Below are a few tips to creating a healthy family system:
- Grow up emotionally – an emotionally mature person is able to take responsibility for one’s self. Acknowledge your true feelings honestly, and honor them by learning to express them without blowing your stack or blaming others.
- Eliminate the crazy patterns in your family by developing genuine and open relationships with as many of your family members as you can. If you avoid certain subjects with certain family members – there’s a problem.
- Stop the triangles – a family triangle happens when a two person relationship endures stress, one of the people will reach out to a third to bring stability. This actually prevents the original two from resolving their differences. Many dad’s in family businesses find themselves serving as the “control rod” in other family relationships. If you find yourself being a mediator in family relationships, stop it! Send the fighting parties back to one another to resolve their own differences.
- Set appropriate boundaries – Understand what’s your responsibility and what’s not. I don’t cut my neighbor’s grass – it’s not my responsibility. Stop letting other people, such as your parents, dictate your life – you’re 45 years old for crying out loud.

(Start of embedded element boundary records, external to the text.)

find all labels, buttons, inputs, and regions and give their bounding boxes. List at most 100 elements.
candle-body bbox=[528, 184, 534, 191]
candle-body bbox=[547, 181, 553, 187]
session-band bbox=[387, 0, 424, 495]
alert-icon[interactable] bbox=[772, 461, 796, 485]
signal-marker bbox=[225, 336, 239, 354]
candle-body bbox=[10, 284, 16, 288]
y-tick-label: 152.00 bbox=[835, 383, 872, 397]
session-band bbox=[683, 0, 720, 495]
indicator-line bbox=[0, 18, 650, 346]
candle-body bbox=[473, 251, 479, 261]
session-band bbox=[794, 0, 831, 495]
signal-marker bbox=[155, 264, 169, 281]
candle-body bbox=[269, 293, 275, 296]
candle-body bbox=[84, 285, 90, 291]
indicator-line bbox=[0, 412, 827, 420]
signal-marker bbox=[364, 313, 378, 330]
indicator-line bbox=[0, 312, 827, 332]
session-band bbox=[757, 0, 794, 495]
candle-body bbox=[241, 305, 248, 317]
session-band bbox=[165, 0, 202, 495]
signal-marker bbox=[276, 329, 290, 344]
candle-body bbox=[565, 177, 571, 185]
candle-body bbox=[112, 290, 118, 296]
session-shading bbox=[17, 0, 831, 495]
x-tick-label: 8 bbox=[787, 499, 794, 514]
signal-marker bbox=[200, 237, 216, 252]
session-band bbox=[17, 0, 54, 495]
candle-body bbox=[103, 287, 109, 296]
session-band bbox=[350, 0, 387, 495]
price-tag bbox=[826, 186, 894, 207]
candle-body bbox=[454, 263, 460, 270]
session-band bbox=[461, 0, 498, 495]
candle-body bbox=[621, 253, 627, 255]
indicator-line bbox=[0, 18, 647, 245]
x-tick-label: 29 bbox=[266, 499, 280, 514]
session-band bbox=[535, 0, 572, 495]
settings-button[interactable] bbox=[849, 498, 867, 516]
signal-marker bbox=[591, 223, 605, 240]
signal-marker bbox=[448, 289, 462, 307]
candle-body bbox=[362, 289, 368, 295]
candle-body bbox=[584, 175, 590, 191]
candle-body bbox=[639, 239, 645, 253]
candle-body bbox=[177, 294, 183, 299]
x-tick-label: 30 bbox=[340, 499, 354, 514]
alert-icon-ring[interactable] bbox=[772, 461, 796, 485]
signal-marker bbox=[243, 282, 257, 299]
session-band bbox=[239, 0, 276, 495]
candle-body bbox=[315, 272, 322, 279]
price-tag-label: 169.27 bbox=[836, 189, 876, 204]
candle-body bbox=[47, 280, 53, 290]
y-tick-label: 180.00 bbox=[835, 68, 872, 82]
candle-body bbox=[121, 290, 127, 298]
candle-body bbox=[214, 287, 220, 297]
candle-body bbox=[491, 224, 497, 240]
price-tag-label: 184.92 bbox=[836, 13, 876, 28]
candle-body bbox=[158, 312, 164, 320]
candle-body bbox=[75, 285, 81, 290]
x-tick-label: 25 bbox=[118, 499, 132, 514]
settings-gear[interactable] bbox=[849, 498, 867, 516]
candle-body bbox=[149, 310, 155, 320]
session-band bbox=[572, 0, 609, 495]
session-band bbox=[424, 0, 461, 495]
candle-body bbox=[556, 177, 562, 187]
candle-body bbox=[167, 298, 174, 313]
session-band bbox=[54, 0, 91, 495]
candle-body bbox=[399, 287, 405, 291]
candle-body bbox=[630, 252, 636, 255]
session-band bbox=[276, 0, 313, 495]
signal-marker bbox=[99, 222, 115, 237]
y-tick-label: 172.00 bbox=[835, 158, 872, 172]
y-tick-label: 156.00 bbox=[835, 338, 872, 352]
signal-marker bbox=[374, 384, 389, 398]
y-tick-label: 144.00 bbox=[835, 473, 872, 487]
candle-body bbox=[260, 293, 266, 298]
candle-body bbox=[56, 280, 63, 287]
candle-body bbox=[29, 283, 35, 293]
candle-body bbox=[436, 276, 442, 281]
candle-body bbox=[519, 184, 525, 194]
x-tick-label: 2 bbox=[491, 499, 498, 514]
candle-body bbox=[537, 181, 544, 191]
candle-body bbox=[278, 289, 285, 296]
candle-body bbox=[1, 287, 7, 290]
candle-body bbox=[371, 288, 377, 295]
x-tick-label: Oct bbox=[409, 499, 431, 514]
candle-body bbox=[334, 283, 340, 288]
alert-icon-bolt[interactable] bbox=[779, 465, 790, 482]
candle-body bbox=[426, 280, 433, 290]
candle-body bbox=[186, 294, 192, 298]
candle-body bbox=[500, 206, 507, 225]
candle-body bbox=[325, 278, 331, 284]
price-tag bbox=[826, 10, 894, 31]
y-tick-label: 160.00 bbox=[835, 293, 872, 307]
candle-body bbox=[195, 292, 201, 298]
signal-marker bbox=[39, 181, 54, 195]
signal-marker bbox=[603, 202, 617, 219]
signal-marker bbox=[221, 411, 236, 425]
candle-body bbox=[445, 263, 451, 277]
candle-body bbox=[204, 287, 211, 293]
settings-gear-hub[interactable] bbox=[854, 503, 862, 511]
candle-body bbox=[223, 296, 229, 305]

- Understand ingrained family roles and give each other the flexibility to change. Are you the scapegoat? The peacemaker? The black sheep? Stop it already!
If your family is too rigid to adapt to changes you can maintain balance by not addressing issues. But understand that you are further reinforcing dysfunctional patterns and an unhealthy system and the impact on your family business will not be a good one. If your family is flexible enough to adapt to alternative patterns it will become a healthy system – and that’s good for the family business.